Roy Hodge
Roy Hodge

by Roy Hodge

After living in Fulton for more than 32 years, I now live back in Syracuse not far from the street where I grew up. It’s close enough that I drive past my old street many times a year. And that’s what I do — drive by.

The last time I went that way I decided to take a short detour and drive down Wiman Ave. As I approached my old street I thought of the words of a song: “Who says you can’t go home?” it starts, and continues by saying, “There’s only one place they call you one of their own.”

That last statement may have been true, but only for a few years. There were no familiar faces as I turned the corner and drove down the street. Visiting the neighborhood I grew up and stayed familiar with for another 30 years was a strange thing.

I drove down Wiman Ave., which I had done hundreds of times over the years, and something in me expected to see the same people, doing the same things, the same kids playing in the street, even the same flowers in the same yards.
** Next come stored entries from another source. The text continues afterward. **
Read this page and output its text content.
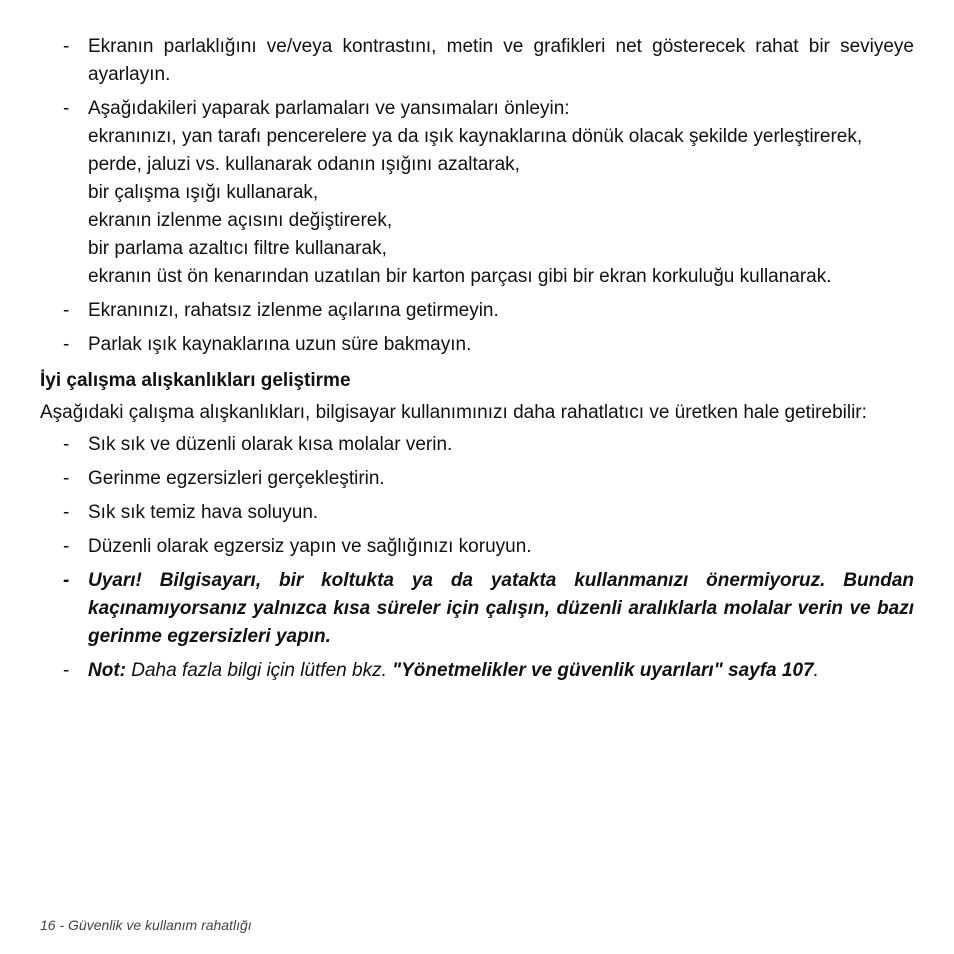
- Ekranın parlaklığını ve/veya kontrastını, metin ve grafikleri net gösterecek rahat bir seviyeye ayarlayın.
- Aşağıdakileri yaparak parlamaları ve yansımaları önleyin:
ekranınızı, yan tarafı pencerelere ya da ışık kaynaklarına dönük olacak şekilde yerleştirerek,
perde, jaluzi vs. kullanarak odanın ışığını azaltarak,
bir çalışma ışığı kullanarak,
ekranın izlenme açısını değiştirerek,
bir parlama azaltıcı filtre kullanarak,
ekranın üst ön kenarından uzatılan bir karton parçası gibi bir ekran korkuluğu kullanarak.
- Ekranınızı, rahatsız izlenme açılarına getirmeyin.
- Parlak ışık kaynaklarına uzun süre bakmayın.
İyi çalışma alışkanlıkları geliştirme
Aşağıdaki çalışma alışkanlıkları, bilgisayar kullanımınızı daha rahatlatıcı ve üretken hale getirebilir:
- Sık sık ve düzenli olarak kısa molalar verin.
- Gerinme egzersizleri gerçekleştirin.
- Sık sık temiz hava soluyun.
- Düzenli olarak egzersiz yapın ve sağlığınızı koruyun.
- Uyarı! Bilgisayarı, bir koltukta ya da yatakta kullanmanızı önermiyoruz. Bundan kaçınamıyorsanız yalnızca kısa süreler için çalışın, düzenli aralıklarla molalar verin ve bazı gerinme egzersizleri yapın.
- Not: Daha fazla bilgi için lütfen bkz. "Yönetmelikler ve güvenlik uyarıları" sayfa 107.
16 - Güvenlik ve kullanım rahatlığı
We who lived on Wiman Ave. always say Ave., not Avenue, (or just plain Wiman) when we call the street by name. I don’t know why — that’s just the way it is.  Maybe it’s because it’s easy to pronounce Ave. If you try to pronounce St., the abbreviation for street, it comes out Saint.

Wiman Ave. is a one-block street between two other streets, which start one block from what is now Route 81 and work their way west. When I was young it was always a pleasant tree-lined street. It was far enough from the closest streets that had buses and headed towards downtown that it was a nice quiet place to live.

During my recent visit to Wiman Ave., there were school buses on the street. We never saw school buses on the street when we lived there. When I was in elementary school I walked back and forth twice a day to McKinley School, which was a mile or so away.

Later I walked to Roosevelt Junior High, which was closer, and after that to Valley High School, which was further.

There have been a few changes on Wiman Ave. The most obvious and the one you notice first as you turn on to the street from Newell St. is that Steve Gilbert’s grocery store is gone — not just closed but gone. There is a nice patch of green grass in its place.